В этой концепции, завещанной Средним векам, единственной реальностью являются люди. Средневековые теологи и философы XVII и XVIII в. согласны объявить их предшественниками всякого общества. Эти люди создали общество, когда оно стало для них необходимым либо из-за испорченности их природы (теологи), либо из-за жестокости их инстинктов (Гоббс). Но данное общество остается искусственным телом; Руссо говорит это совершенно ясно[78], и сам Гоббс, хотя и поместил на фронтисписе одного из своих сочинений изображение Левиафана, фигура которого состоит из соединенных человеческих образов, не думал, чтобы этот гигант жил некой собственной жизнью. У него нет воли, но воля человека или собрания считается его волей.
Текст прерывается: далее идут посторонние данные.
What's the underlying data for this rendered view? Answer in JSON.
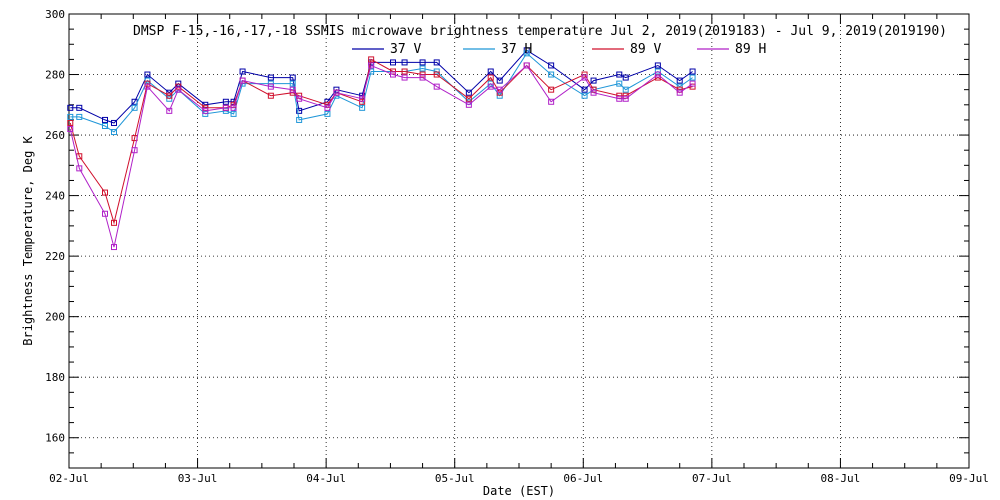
{
  "chart_data": {
    "type": "line",
    "title": "DMSP F-15,-16,-17,-18 SSMIS microwave brightness temperature Jul  2, 2019(2019183) - Jul  9, 2019(2019190)",
    "xlabel": "Date (EST)",
    "ylabel": "Brightness Temperature, Deg K",
    "x_tick_labels": [
      "02-Jul",
      "03-Jul",
      "04-Jul",
      "05-Jul",
      "06-Jul",
      "07-Jul",
      "08-Jul",
      "09-Jul"
    ],
    "x_range_days": [
      0,
      7
    ],
    "ylim": [
      150,
      300
    ],
    "y_ticks": [
      160,
      180,
      200,
      220,
      240,
      260,
      280,
      300
    ],
    "grid": "dotted",
    "legend_position": "top-center",
    "x": [
      0.01,
      0.08,
      0.28,
      0.35,
      0.51,
      0.61,
      0.78,
      0.85,
      1.06,
      1.22,
      1.28,
      1.35,
      1.57,
      1.74,
      1.79,
      2.01,
      2.08,
      2.28,
      2.35,
      2.52,
      2.61,
      2.75,
      2.86,
      3.11,
      3.28,
      3.35,
      3.56,
      3.75,
      4.01,
      4.08,
      4.28,
      4.33,
      4.58,
      4.75,
      4.85
    ],
    "series": [
      {
        "name": "37 V",
        "color": "#0000a8",
        "values": [
          269,
          269,
          265,
          264,
          271,
          280,
          274,
          277,
          270,
          271,
          271,
          281,
          279,
          279,
          268,
          271,
          275,
          273,
          284,
          284,
          284,
          284,
          284,
          274,
          281,
          278,
          288,
          283,
          275,
          278,
          280,
          279,
          283,
          278,
          281
        ]
      },
      {
        "name": "37 H",
        "color": "#1f96d8",
        "values": [
          266,
          266,
          263,
          261,
          269,
          278,
          272,
          275,
          267,
          268,
          267,
          277,
          277,
          277,
          265,
          267,
          273,
          269,
          281,
          281,
          281,
          282,
          281,
          271,
          277,
          273,
          287,
          280,
          273,
          275,
          277,
          275,
          281,
          276,
          279
        ]
      },
      {
        "name": "89 V",
        "color": "#d0102c",
        "values": [
          264,
          253,
          241,
          231,
          259,
          277,
          273,
          276,
          269,
          269,
          270,
          278,
          273,
          274,
          273,
          270,
          274,
          271,
          285,
          281,
          281,
          280,
          280,
          272,
          279,
          274,
          283,
          275,
          280,
          275,
          273,
          273,
          279,
          275,
          276
        ]
      },
      {
        "name": "89 H",
        "color": "#b020c8",
        "values": [
          262,
          249,
          234,
          223,
          255,
          276,
          268,
          275,
          268,
          269,
          269,
          278,
          276,
          275,
          272,
          269,
          274,
          272,
          283,
          280,
          279,
          279,
          276,
          270,
          276,
          275,
          283,
          271,
          279,
          274,
          272,
          272,
          280,
          274,
          277
        ]
      }
    ]
  }
}
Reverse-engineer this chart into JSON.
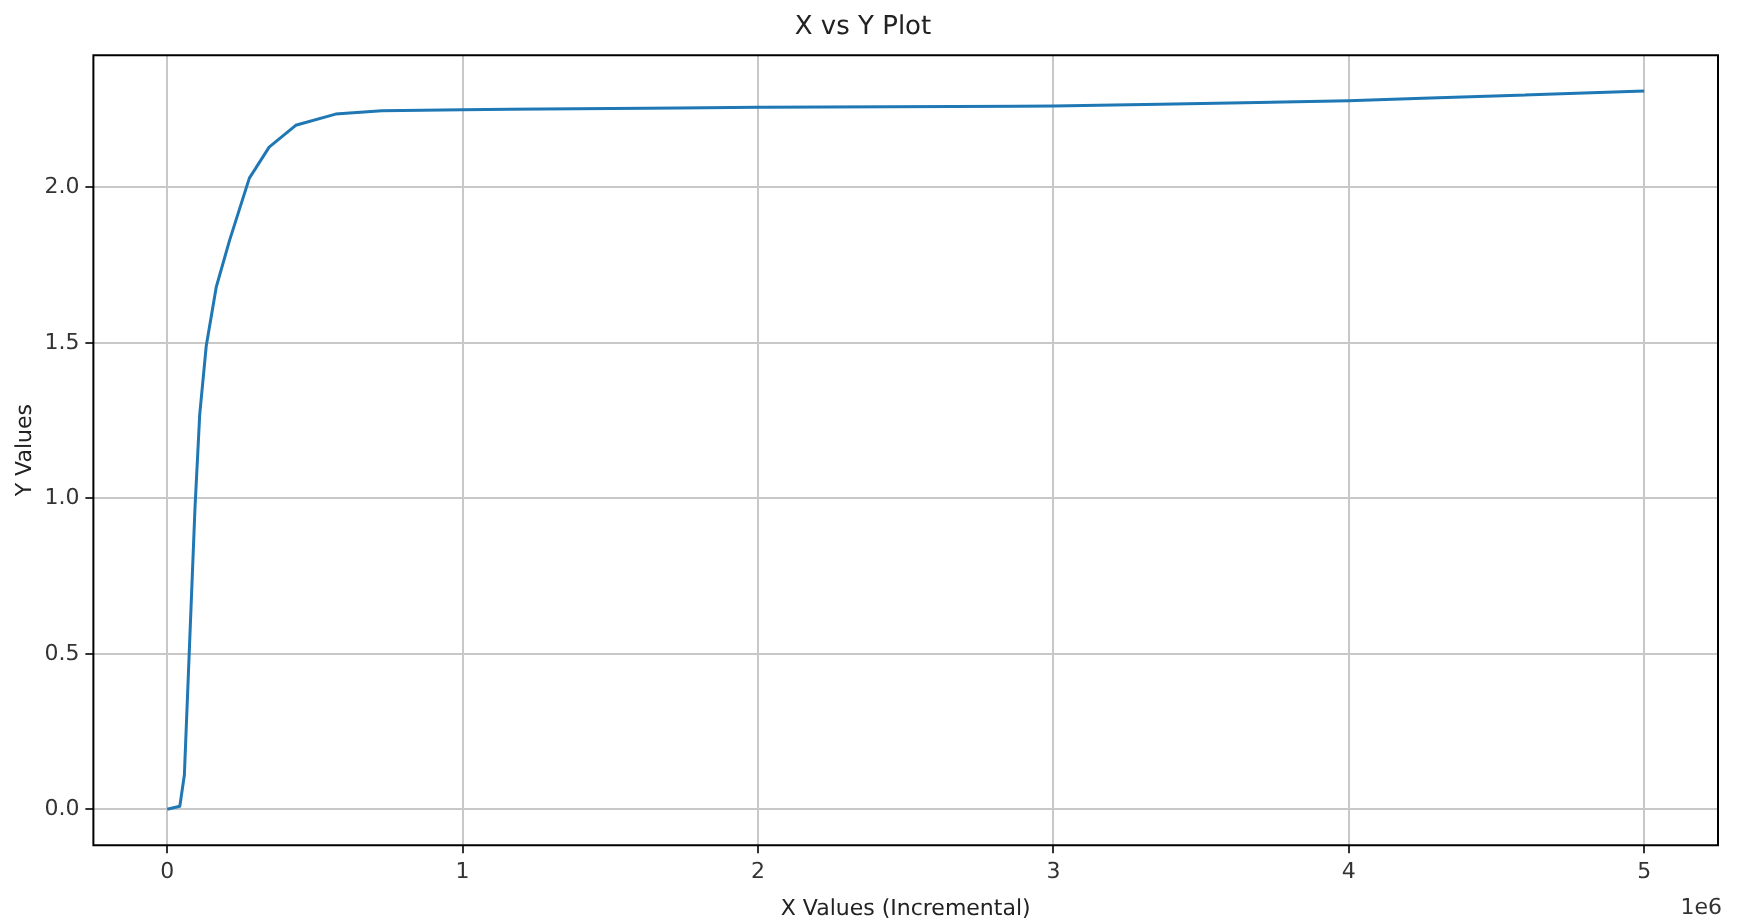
{
  "chart_data": {
    "type": "line",
    "title": "X vs Y Plot",
    "xlabel": "X Values (Incremental)",
    "ylabel": "Y Values",
    "x": [
      0,
      0.0426,
      0.058,
      0.076,
      0.094,
      0.11,
      0.132,
      0.166,
      0.211,
      0.278,
      0.345,
      0.435,
      0.57,
      0.726,
      1,
      1.735,
      2,
      3,
      3.36,
      4,
      4.25,
      5
    ],
    "series": [
      {
        "color": "#1f77b4",
        "values": [
          0,
          0.01,
          0.11,
          0.54,
          0.97,
          1.27,
          1.49,
          1.68,
          1.83,
          2.03,
          2.13,
          2.2,
          2.236,
          2.247,
          2.25,
          2.256,
          2.258,
          2.262,
          2.268,
          2.279,
          2.287,
          2.31
        ]
      }
    ],
    "xlim": [
      -0.25,
      5.25
    ],
    "ylim": [
      -0.1155,
      2.4255
    ],
    "xticks": [
      0,
      1,
      2,
      3,
      4,
      5
    ],
    "yticks": [
      {
        "value": 0,
        "label": "0.0"
      },
      {
        "value": 0.5,
        "label": "0.5"
      },
      {
        "value": 1,
        "label": "1.0"
      },
      {
        "value": 1.5,
        "label": "1.5"
      },
      {
        "value": 2,
        "label": "2.0"
      }
    ],
    "annotations": [
      "1e6"
    ],
    "grid": true,
    "legend": false
  }
}
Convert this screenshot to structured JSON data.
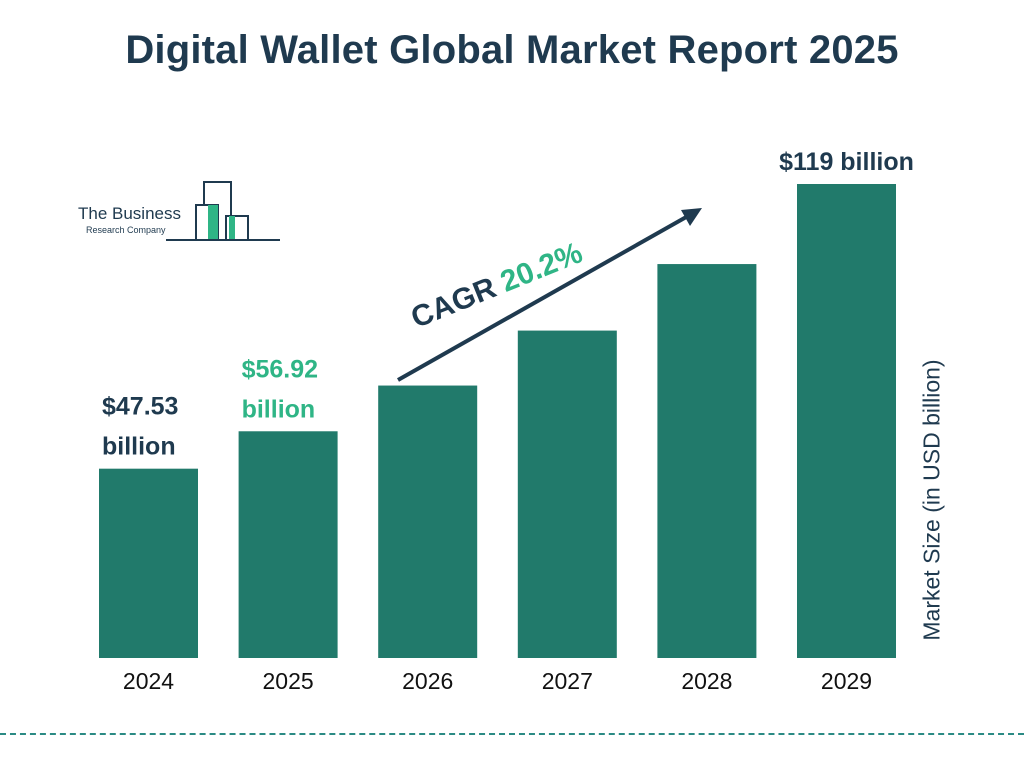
{
  "title": "Digital Wallet Global Market Report 2025",
  "logo": {
    "line1": "The Business",
    "line2": "Research Company"
  },
  "cagr": {
    "label": "CAGR",
    "value": "20.2%"
  },
  "colors": {
    "bar": "#217a6b",
    "title": "#1f3a4f",
    "highlight": "#2fb586",
    "divider": "#2b8a84"
  },
  "chart_data": {
    "type": "bar",
    "categories": [
      "2024",
      "2025",
      "2026",
      "2027",
      "2028",
      "2029"
    ],
    "values": [
      47.53,
      56.92,
      68.4,
      82.2,
      98.9,
      119
    ],
    "ylabel": "Market Size (in USD billion)",
    "xlabel": "",
    "ylim": [
      0,
      119
    ],
    "grid": false,
    "data_labels": [
      {
        "index": 0,
        "lines": [
          "$47.53",
          "billion"
        ],
        "color": "#1f3a4f"
      },
      {
        "index": 1,
        "lines": [
          "$56.92",
          "billion"
        ],
        "color": "#2fb586"
      },
      {
        "index": 5,
        "lines": [
          "$119 billion"
        ],
        "color": "#1f3a4f"
      }
    ]
  }
}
Эта чисто номиналистическая концепция общества объясняет понятие суверенитета. В обществе существуют только объединенные люди, разъединение которых всегда возможно. В этом оказываются одинаково убежденными и авторитарист вроде Гоббса, и анархист вроде Руссо. Один видит в таком разъединении бедствие, которое надо предупредить самой крайней строгостью[79], другой – последнее средство, предоставленное угнетенным гражданам.
74
Сумма теологии, IIa IIæ, 42, 2: «Ad tertiam dicendum, quod regimen tyra
75
Говоря средневековыми терминами, если она правит in destructionem, то ее надо сделать in aedificationem**.
76
Руссо. Об общественном договоре, кн. II, гл. III*.
77
См.: Цицерон. De Republica, I, 25, 39: «Res publica, res populi, populus autem non omnis hominum coetus quoquo modo congregatus, sed coetus multitudinis juris consensus et utilitatis communione sociatus»**.
78
Таким образом, «хотя искусственный организм правительства есть творение другого искусственного организма (политического тела или общества)…» (Об общественном договоре, кн. III, гл. I)***.
79
Гоббс, которому гражданские смуты внушали такой ужас, что он покинул свою страну, как только они там начались, желал представить власть столь абсолютной лишь потому, что помимо всего прочего считал отвратительным возвращение человека к состоянию, представлявшемуся ему, справедливо или нет, примитивным государством, войной всех против всех. Развив свою теорию права неограниченного повелевания, он так отвечал оппонентам: «Могут, однако, возразить здесь, что состояние подданных, вынужденных безропотно подчиняться прихотям и порочным страстям того или тех, кто имеет в своих руках такую неограниченную власть, является чрезвычайно жалким. И обыкновенно бывает так, что те, кто живет под властью монарха, считают свое жалкое положение результатом монархии, а те, кто живет под властью демократии или другого верховного собрания, приписывают все неудобства этой форме государства, между тем как власть, если только она достаточно совершенна, чтобы быть в состоянии оказывать защиту подданным, одинакова во всех ее формах. Те, кто жалуется на указанные стеснения, не принимают во внимание, что положение человека всегда связано с тем или иным неудобством и что величайшие стеснения, которые может иногда испытывать народ при той или иной форме правления, едва чувствительны по сравнению с теми бедствиями и ужасающими несчастьями, которые являются спутниками гражданской войны, или с тем разнузданным состоянием безвластия, когда люди не подчиняются законам и не признают над собой никакой принудительной власти, удерживающей их от грабежа и мести» (Левиафан. 1-е изд. 1651 г., p. 94)*.